BD. Résidant aux abords de cette partie du 20e arrondissement de Paris, que l’on surnommait la « Petite San Francisco », rapport à la très pentue rue Gasnier-Guy, Jacques Tardi s’est donc attelé à l’ultime Nestor Burma. Du Rififi à Ménilmontant. Un Nestor fantasmé car Léo Malet avait calé devant cinq arrondissements parisiens, le 7e, le 11e, le 18e (une nouvelle malgré tout, Les Neiges de Montmartre), le 19e et last but not list, le 20e.
Décembre 1957. Le détective Burma se trouve embringué dans une histoire âpre en bouche qui évoque d’ailleurs plus un polar de Jean Elena ou le ton du Rififi chez les hommes que celui de l’aède amusé des Mystères de Paris.
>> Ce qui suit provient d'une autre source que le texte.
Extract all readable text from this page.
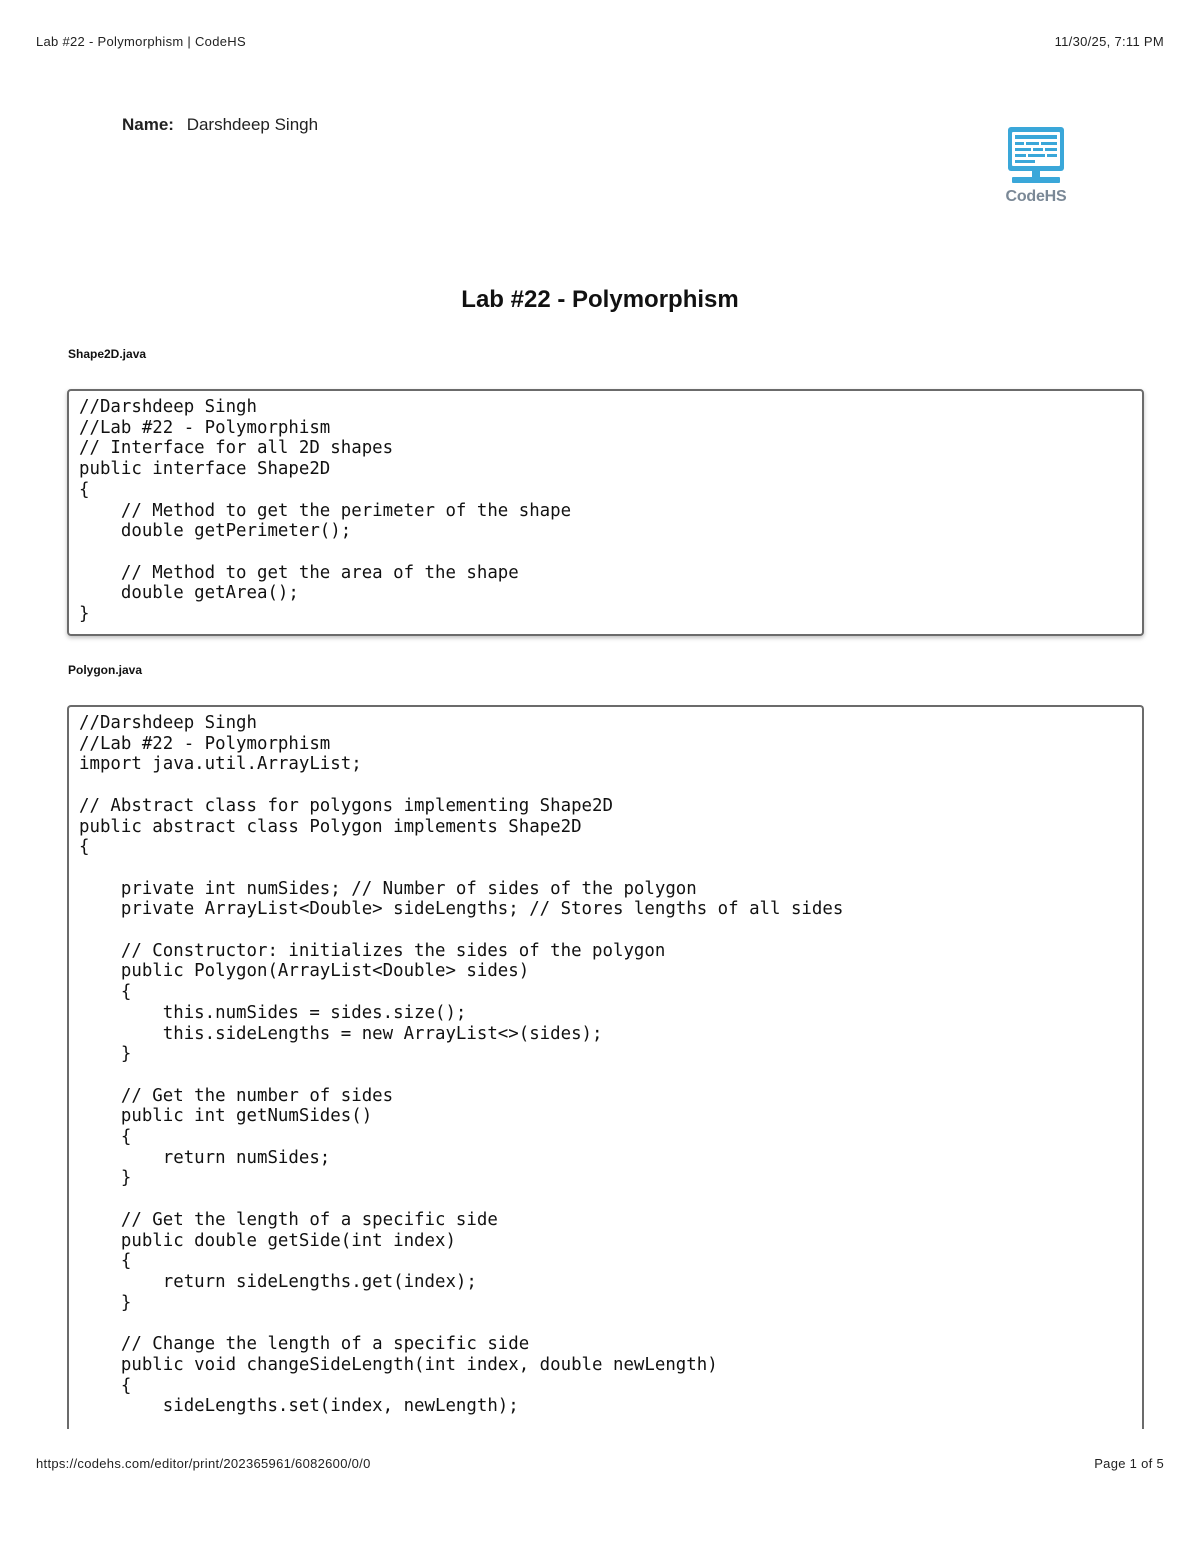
Lab #22 - Polymorphism | CodeHS	11/30/25, 7:11 PM
Name: Darshdeep Singh
CodeHS
Lab #22 - Polymorphism
Shape2D.java
//Darshdeep Singh
//Lab #22 - Polymorphism
// Interface for all 2D shapes
public interface Shape2D
{
// Method to get the perimeter of the shape
double getPerimeter();

// Method to get the area of the shape
double getArea();
}
Polygon.java
//Darshdeep Singh
//Lab #22 - Polymorphism
import java.util.ArrayList;

// Abstract class for polygons implementing Shape2D
public abstract class Polygon implements Shape2D
{

private int numSides; // Number of sides of the polygon
private ArrayList<Double> sideLengths; // Stores lengths of all sides

// Constructor: initializes the sides of the polygon
public Polygon(ArrayList<Double> sides)
{
this.numSides = sides.size();
this.sideLengths = new ArrayList<>(sides);
}

// Get the number of sides
public int getNumSides()
{
return numSides;
}

// Get the length of a specific side
public double getSide(int index)
{
return sideLengths.get(index);
}

// Change the length of a specific side
public void changeSideLength(int index, double newLength)
{
sideLengths.set(index, newLength);
https://codehs.com/editor/print/202365961/6082600/0/0	Page 1 of 5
Une cliente se suicide en direct dans son bureau. Son enquête le mène dans le labyrinthe d’une entreprise familiale tentaculaire, où comme le cochon rien ne se perd, de la boucherie à l’utilisation d’animaux de laboratoire. Comment d’une idée forte, on obtient une telle eau de boudin ? Réponse en 192 planches. « Nestor, tu tournes en rond mon pt’tit gars ! », gémit lui-même le héros qui se perd dans les méandres de son histoire, la morve au nez, le nez dans les ballons des zincs.
Il y a toujours cette ambiance sans pareil où l’expressivité organique des rues et des vieilles pierres est plus vivante que les personnages qui y circulent
D’une part, il manque la petite musique de Léo Mallet. De l’autre, Tardi n’a jamais été un grand scénariste, et pas vraiment un dialoguiste. Le feuilleton auto-parodique du genre pouvait passer comme une friandise partagée dans Adèle Blanc-Sec, mais ici, on assiste au recyclage de toutes les formes graphiques et narratives de l’auteur, une succession de vignettes Panini du savoir-faire Tardi sans autre but qu’une économie circulaire d’auto-références et d’auto-citations. Ennui garanti. Même le ballon rouge s’évade vite fait du petit théâtre en rond.
Bien sûr, le dessinateur a de la ressource et même des « instants de grâce » comme l’a défendu Nicolas Barral, l’un des meilleurs repreneurs de la série, sur les réseaux sociaux. Il y a toujours cette ambiance sans pareil où l’expressivité organique des rues et des vieilles pierres est plus vivante que les personnages qui y circulent ; des images puissantes comme ces chats et ces lapins de laboratoire ; une séquence (à demi foirée) de Pères Noël tueurs devant le Père-Lachaise. Il y a surtout la mélancolie infiltrante de Jacques Tardi, comme un dernier tour de piste, ici dans son quartier. Le 20e arrondissement est devenu son microPandémonium. Dans ce no man’s land, surgissent ici et là Dominique Grange, le photographe Willy Ronis, les écrivains Didier Daeninckx et Daniel Pennac, le garçon boucher punk-rocker François Hadji-Lazaro, ou le papivore iconophile Yves Frémion. On aperçoit aussi la figure d’ Elyette Bess, 93 ans, alias « La Mamma », la bibliothécaire anar de Jargon libre rue Henri Chevreau, ancienne militante d’Action directe et amie de Jean-Marc Rouillan. Fondée à la va comme-je-te-pousse en 1974, la librairie Le Jargon libre devenue bibliothèque libertaire tire définitivement sa grille cette fin d’année, et le fonds très précieux de revues et d’ouvrages a été disséminé entre différents centres de documentation. Le 7 décembre prochain, Jacques Tardi et Dominique Grange, soutiens de toujours de ce lieu de paisibilité et de culture politique franchement éclectique, rendent hommage au lieu disparu, en se produisant au Petit Cirque Électrique de la porte des Lilas, avec leur spectacle chanté-dessiné intitulé « Putain de guerre ! » D’une fidélité à l’autre.
Emmanuel Lemieux pour Le Caoua des Idées
Contrairement au 20e, on ne se lasse pas de cette guerre de position là de Jacques Tardi, qu’il sait toujours renouveler. On se retranchera (évidemment) plus volontiers vers la Première guerre, avec l’ album-CD de Tardi et Dominique Grange, Le Dernier assaut (Casterman, 112 pages, 27 euros). Publié en septembre, il peut être aussi un bon support pédagogique et mémoriel.